VINSE Colloquium Series: “Organic and Hybrid Organic-Inorganic Thin Film Deposition by Resonant Infrared, Matrix-Assisted Pulsed Laser Evaporation” Dr. Adrienne D. Stiff Roberts; Duke University 02/15/17
February 15, 2017
Adrienne D. Stiff-Roberts Duke University Associate Professor of Electrical and Computer Engineering “Organic and Hybrid Organic-Inorganic Thin Film Deposition by Resonant Infrared, Matrix-Assisted
Pulsed Laser Evaporation” 4:10 PM, 134 Featheringill Hall Refreshments served at 3:45
Abstract
Over the past fifteen years, matrix-assisted pulsed laser evaporation (MAPLE) has been developed to deposit organic thin films, inorganic nanoparticles, and hybrid organic-inorganic nanocomposites. One variation of the MAPLE technique, resonant infrared matrix-assisted pulsed laser evaporation (RIR-MAPLE), reduces the laser energy (e.g., Er:YAG laser ~2.94μm peak wavelength) in order to minimize polymer degradation. In addition, because the frequency of the IR laser energy is resonant with OH bond vibrational modes in water, a frozen emulsion (comprising a mixture of the guest material dissolved in an organic solvent and water) is used as the target. Therefore, the unique advantage of emulsion-based RIR-MAPLE is that most of the energy from the IR laser is absorbed by water in the frozen emulsion, which evaporates and gently transfers the guest material to the substrate with minimal solvent exposure and degradation.
In the case of hybrid organic-inorganic nanocomposites, inorganic nanoparticles are embedded in a polymer matrix to achieve specific materials properties or functionality; however, nanoparticles that are mixed with a polymer in solution tend to aggregate due to a polarity difference with polymers. In contrast, RIR-MAPLE is fundamentally different from solution processing and reduces nanoparticle phase segregation by eliminating the need to co-dissolve nanoparticles and polymers into a single common solvent; and by depositing the nanoparticles and polymers in a relatively dry state.
We will demonstrate the capability of RIR-MAPLE to deposit continuous nanoparticle films with the same optical properties as nanoparticles in solution and to minimize nanoparticle phase segregation in hybrid films. We will also demonstrate hybrid organic-inorganic thin films deposited by RIR-MAPLE for application to solar cells.
Bio
Adrienne D. Stiff-Roberts is Associate Professor of Electrical and Computer Engineering at Duke University, and she currently serves as the Education Director of the Research Triangle Materials Research Science and Engineering Center (RT-MRSEC). Her current research interests include polymer, nanoparticle, and organic/inorganic hybrid nanocomposite thin film deposition by resonant-infrared matrix-assisted pulsed laser evaporation (RIR-MAPLE); materials characterization of organic and hybrid nanocomposite thin films; and the design, fabrication, and characterization of organic-based devices, especially infrared photodetectors, photovoltaic solar cells, and multi-functional sensors.

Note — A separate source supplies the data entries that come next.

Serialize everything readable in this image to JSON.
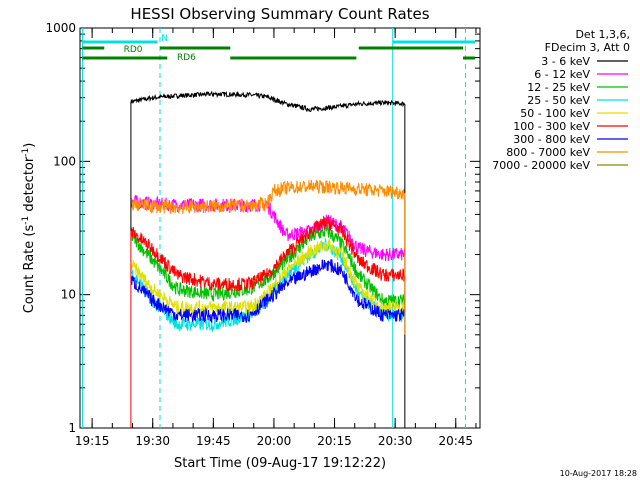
{
  "chart_data": {
    "type": "line",
    "title": "HESSI Observing Summary Count Rates",
    "xlabel": "Start Time (09-Aug-17 19:12:22)",
    "ylabel": "Count Rate (s",
    "ylabel_sup1": "-1",
    "ylabel_mid": " detector",
    "ylabel_sup2": "-1",
    "ylabel_end": ")",
    "y_scale": "log",
    "ylim": [
      1,
      1000
    ],
    "y_ticks": [
      {
        "value": 1,
        "label": "1"
      },
      {
        "value": 10,
        "label": "10"
      },
      {
        "value": 100,
        "label": "100"
      },
      {
        "value": 1000,
        "label": "1000"
      }
    ],
    "xlim_minutes": [
      19.2,
      20.85
    ],
    "x_ticks": [
      {
        "value": 19.25,
        "label": "19:15"
      },
      {
        "value": 19.5,
        "label": "19:30"
      },
      {
        "value": 19.75,
        "label": "19:45"
      },
      {
        "value": 20.0,
        "label": "20:00"
      },
      {
        "value": 20.25,
        "label": "20:15"
      },
      {
        "value": 20.5,
        "label": "20:30"
      },
      {
        "value": 20.75,
        "label": "20:45"
      }
    ],
    "legend_header": [
      "Det 1,3,6,",
      "FDecim 3, Att 0"
    ],
    "legend_position": "top-right, outside plot",
    "series": [
      {
        "name": "3 - 6 keV",
        "color": "#000000",
        "points": [
          [
            19.41,
            280
          ],
          [
            19.5,
            300
          ],
          [
            19.6,
            310
          ],
          [
            19.75,
            320
          ],
          [
            19.9,
            315
          ],
          [
            19.97,
            305
          ],
          [
            20.05,
            270
          ],
          [
            20.15,
            245
          ],
          [
            20.25,
            255
          ],
          [
            20.35,
            270
          ],
          [
            20.45,
            275
          ],
          [
            20.54,
            270
          ]
        ]
      },
      {
        "name": "6 - 12 keV",
        "color": "#ff00ff",
        "points": [
          [
            19.41,
            50
          ],
          [
            19.5,
            48
          ],
          [
            19.6,
            47
          ],
          [
            19.75,
            47
          ],
          [
            19.9,
            47
          ],
          [
            19.97,
            48
          ],
          [
            20.05,
            28
          ],
          [
            20.15,
            30
          ],
          [
            20.22,
            36
          ],
          [
            20.28,
            32
          ],
          [
            20.35,
            22
          ],
          [
            20.45,
            20
          ],
          [
            20.54,
            20
          ]
        ]
      },
      {
        "name": "12 - 25 keV",
        "color": "#00c000",
        "points": [
          [
            19.41,
            28
          ],
          [
            19.5,
            18
          ],
          [
            19.6,
            11
          ],
          [
            19.75,
            10
          ],
          [
            19.9,
            11
          ],
          [
            19.97,
            13
          ],
          [
            20.05,
            18
          ],
          [
            20.15,
            27
          ],
          [
            20.22,
            30
          ],
          [
            20.28,
            24
          ],
          [
            20.35,
            14
          ],
          [
            20.45,
            9
          ],
          [
            20.54,
            9
          ]
        ]
      },
      {
        "name": "25 - 50 keV",
        "color": "#00e0e0",
        "points": [
          [
            19.41,
            15
          ],
          [
            19.5,
            9
          ],
          [
            19.6,
            6
          ],
          [
            19.75,
            6
          ],
          [
            19.9,
            7
          ],
          [
            19.97,
            9
          ],
          [
            20.05,
            14
          ],
          [
            20.15,
            20
          ],
          [
            20.22,
            24
          ],
          [
            20.28,
            19
          ],
          [
            20.35,
            10
          ],
          [
            20.45,
            7
          ],
          [
            20.54,
            7
          ]
        ]
      },
      {
        "name": "50 - 100 keV",
        "color": "#e0e000",
        "points": [
          [
            19.41,
            17
          ],
          [
            19.5,
            11
          ],
          [
            19.6,
            8
          ],
          [
            19.75,
            8
          ],
          [
            19.9,
            8
          ],
          [
            19.97,
            10
          ],
          [
            20.05,
            15
          ],
          [
            20.15,
            21
          ],
          [
            20.22,
            24
          ],
          [
            20.28,
            20
          ],
          [
            20.35,
            11
          ],
          [
            20.45,
            8
          ],
          [
            20.54,
            8
          ]
        ]
      },
      {
        "name": "100 - 300 keV",
        "color": "#ff0000",
        "points": [
          [
            19.41,
            30
          ],
          [
            19.5,
            22
          ],
          [
            19.6,
            14
          ],
          [
            19.75,
            12
          ],
          [
            19.9,
            12
          ],
          [
            19.97,
            14
          ],
          [
            20.05,
            20
          ],
          [
            20.15,
            30
          ],
          [
            20.22,
            35
          ],
          [
            20.28,
            30
          ],
          [
            20.35,
            18
          ],
          [
            20.45,
            14
          ],
          [
            20.54,
            14
          ]
        ]
      },
      {
        "name": "300 - 800 keV",
        "color": "#0000ff",
        "points": [
          [
            19.41,
            13
          ],
          [
            19.5,
            9
          ],
          [
            19.6,
            7
          ],
          [
            19.75,
            7
          ],
          [
            19.9,
            7
          ],
          [
            19.97,
            9
          ],
          [
            20.05,
            12
          ],
          [
            20.15,
            15
          ],
          [
            20.22,
            17
          ],
          [
            20.28,
            15
          ],
          [
            20.35,
            9
          ],
          [
            20.45,
            7
          ],
          [
            20.54,
            7
          ]
        ]
      },
      {
        "name": "800 - 7000 keV",
        "color": "#ff8c00",
        "points": [
          [
            19.41,
            48
          ],
          [
            19.5,
            46
          ],
          [
            19.6,
            45
          ],
          [
            19.75,
            46
          ],
          [
            19.9,
            46
          ],
          [
            19.97,
            48
          ],
          [
            20.0,
            60
          ],
          [
            20.05,
            63
          ],
          [
            20.15,
            65
          ],
          [
            20.25,
            64
          ],
          [
            20.35,
            62
          ],
          [
            20.45,
            60
          ],
          [
            20.54,
            58
          ]
        ]
      },
      {
        "name": "7000 - 20000 keV",
        "color": "#8b8b00",
        "points": []
      }
    ],
    "vertical_markers": [
      {
        "x": 19.21,
        "style": "solid",
        "color": "#00e0e0"
      },
      {
        "x": 19.53,
        "style": "dashed",
        "color": "#00e0e0"
      },
      {
        "x": 20.49,
        "style": "solid",
        "color": "#00e0e0"
      },
      {
        "x": 20.79,
        "style": "dashed",
        "color": "#00e0e0"
      }
    ],
    "flag_bars": [
      {
        "label": "N",
        "color": "#00e0e0",
        "segments": [
          [
            19.21,
            19.52
          ],
          [
            20.49,
            20.83
          ]
        ]
      },
      {
        "label": "RD0",
        "color": "#008000",
        "segments": [
          [
            19.21,
            19.3
          ],
          [
            19.53,
            19.82
          ],
          [
            20.35,
            20.78
          ]
        ]
      },
      {
        "label": "RD6",
        "color": "#008000",
        "segments": [
          [
            19.21,
            19.56
          ],
          [
            19.82,
            20.34
          ],
          [
            20.78,
            20.83
          ]
        ]
      }
    ],
    "footer_timestamp": "10-Aug-2017 18:28"
  }
}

Dr. Stiff-Roberts received both the B.S. degree in physics from Spelman College and the B.E.E. degree in electrical engineering from the Georgia Institute of Technology in 1999. She received an M.S.E. in electrical engineering and a Ph.D. in applied physics in 2001 and 2004, respectively, from the University of Michigan, Ann Arbor, where she investigated high-temperature quantum dot infrared photodetectors grown by molecular beam epitaxy.
Dr. Stiff-Roberts has authored or co-authored over 90 peer-reviewed journal articles, magazine articles, book chapters, conference proceedings, and invited talks. She has served as PI or co-PI on research grants from NSF, ONR, AFOSR, and ARO, as well as user grants from ORNL. Dr. Stiff-Roberts is on the Editorial Board of Scientific Reports (Nature Publishing Group) and she is past Chapter Chair of the IEEE Photonics Society, Eastern North Carolina Section (2006-2010).
Dr. Stiff-Roberts received the David and Lucile Packard Foundation Graduate Scholars Fellowship and the AT&T Labs Fellowship Program Grant from 1999-2004. She is a recipient of the National Science Foundation CAREER Award (2006), the Office of Naval Research Young Investigator Award (2007), the IEEE Early Career Award in Nanotechnology of the Nanotechnology Council (2009), and the Presidential Early Career Award for Scientists and Engineers (2009). She is a member of Phi Beta Kappa, Sigma Pi Sigma, the Materials Research Society, the National Society of Black Physicists, the American Physical Society, the American Chemical Society, and she is a senior member of IEEE.